Lynn Kuok – Shangri-La Dialogue senior fellow for Asia-Pacific Security at the International Institute for Strategic Studies (Asia) – said at the WEF session that ASEAN is at a “crossroads between China and the US”, and that the bloc is in the middle of a competition between the two world powers, which has already forced some countries to take a side.
But Hun Sen stressed that ASEAN member states must not side with any hegemony, and revealed that even a superpower had told [him] that ASEAN did not need to take sides.
“We don’t take side with anyone, but it doesn’t mean that we are not working with anyone,” he clarified. “The geopolitical rivalry makes ASEAN’s position difficult … Now we see that there is the Indo-Pacific initiative, how many more of these initiatives are we going to have?”
“I announced in principle that any initiative related to the Indo-Pacific region must serve three purposes, whether you support it or not,” he said, referring to the maintaining of peace, security and development; the enforcing of the principle of non-belligerence; and the upholding of ASEAN centrality.
“Don’t just think that ASEAN follows others.

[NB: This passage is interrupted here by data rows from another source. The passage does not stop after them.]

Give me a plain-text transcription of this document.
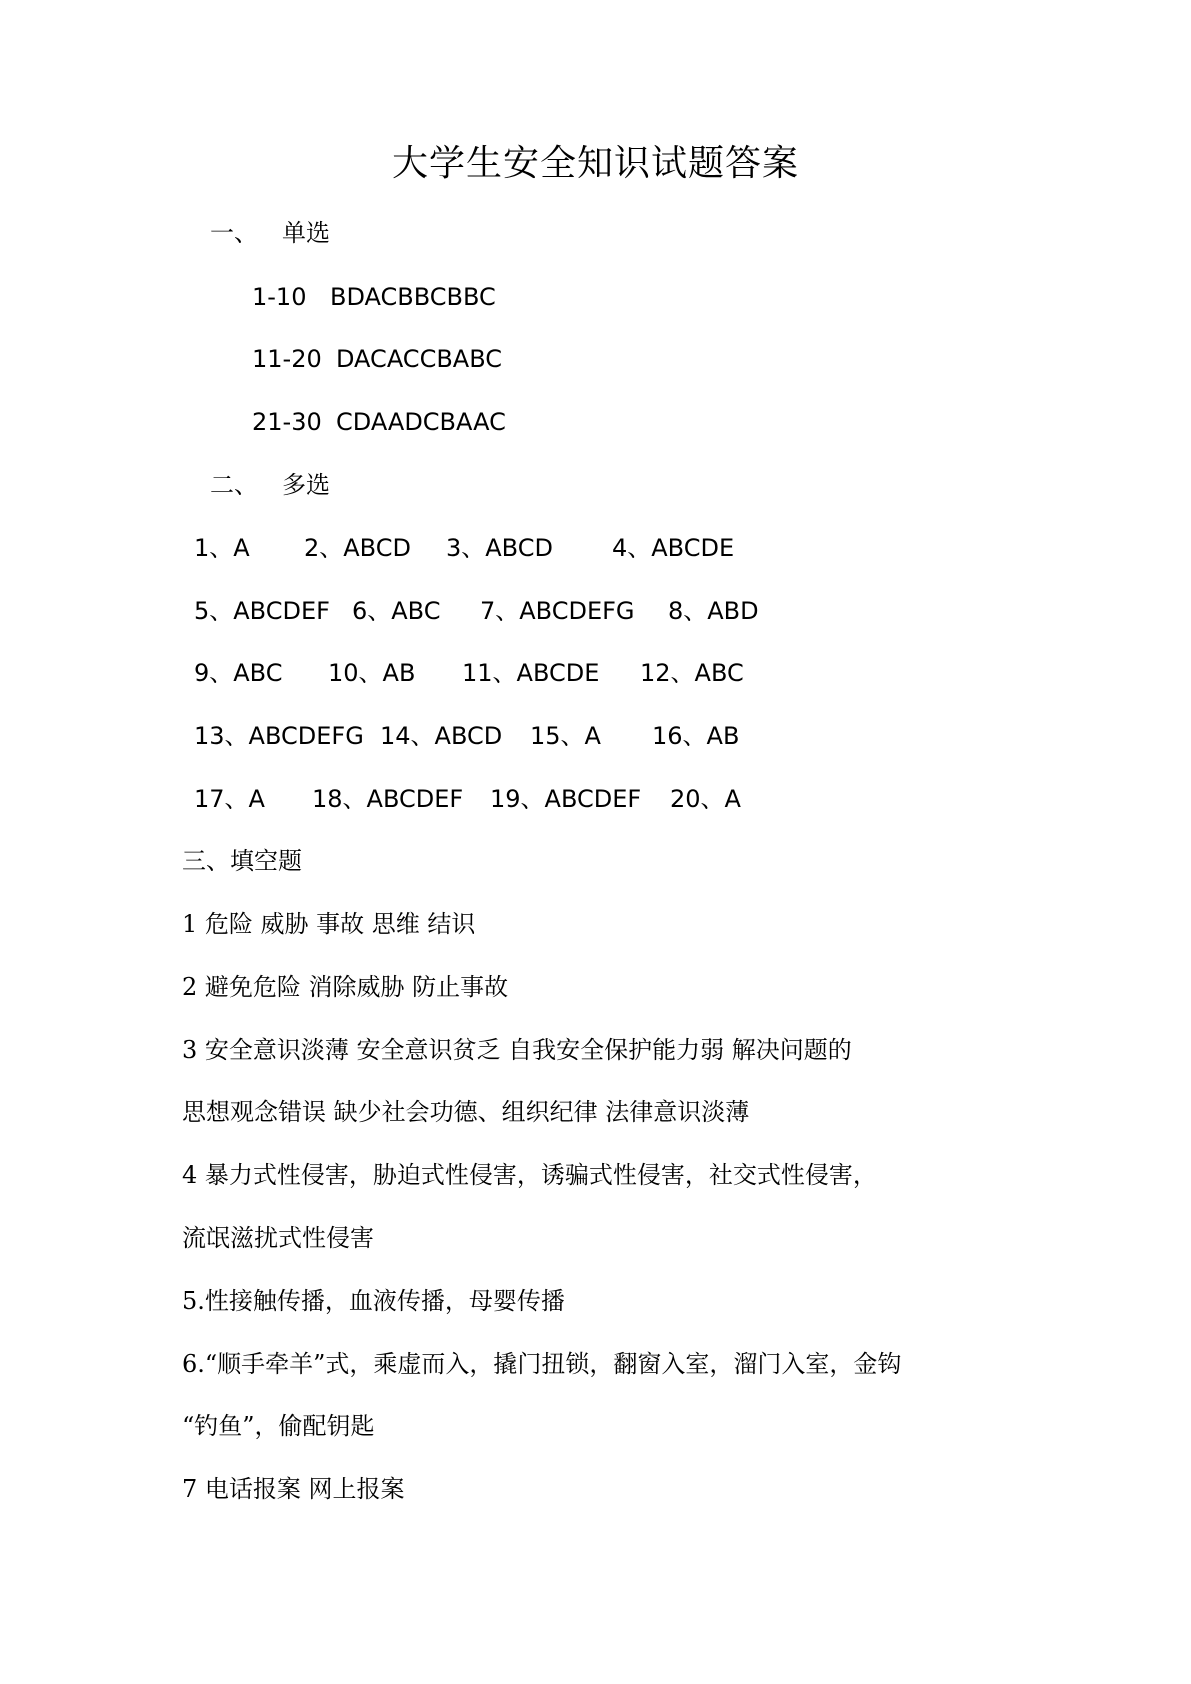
大学生安全知识试题答案
一、 单选
1-10 BDACBBCBBC
11-20 DACACCBABC
21-30 CDAADCBAAC
二、 多选
1、A 2、ABCD 3、ABCD 4、ABCDE
5、ABCDEF 6、ABC 7、ABCDEFG 8、ABD
9、ABC 10、AB 11、ABCDE 12、ABC
13、ABCDEFG 14、ABCD 15、A 16、AB
17、A 18、ABCDEF 19、ABCDEF 20、A
三、填空题
1 危险 威胁 事故 思维 结识
2 避免危险 消除威胁 防止事故
3 安全意识淡薄 安全意识贫乏 自我安全保护能力弱 解决问题的
思想观念错误 缺少社会功德、组织纪律 法律意识淡薄
4 暴力式性侵害，胁迫式性侵害，诱骗式性侵害，社交式性侵害，
流氓滋扰式性侵害
5.性接触传播，血液传播，母婴传播
6.“顺手牵羊”式，乘虚而入，撬门扭锁，翻窗入室，溜门入室，金钩
“钓鱼”，偷配钥匙
7 电话报案 网上报案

We need to be cautious about any outside mechanisms because, even if they say they respect ASEAN centrality … if they do not support ASEAN initiatives, then what is the point?” he added.
Hun Sen also touched on the South China Sea issue, saying that as ASEAN chair, he wished for the South China Sea Code of Conduct to be signed in Phnom Penh, noting that he was even willing to offer a five-star hotel as a venue to achieve this end.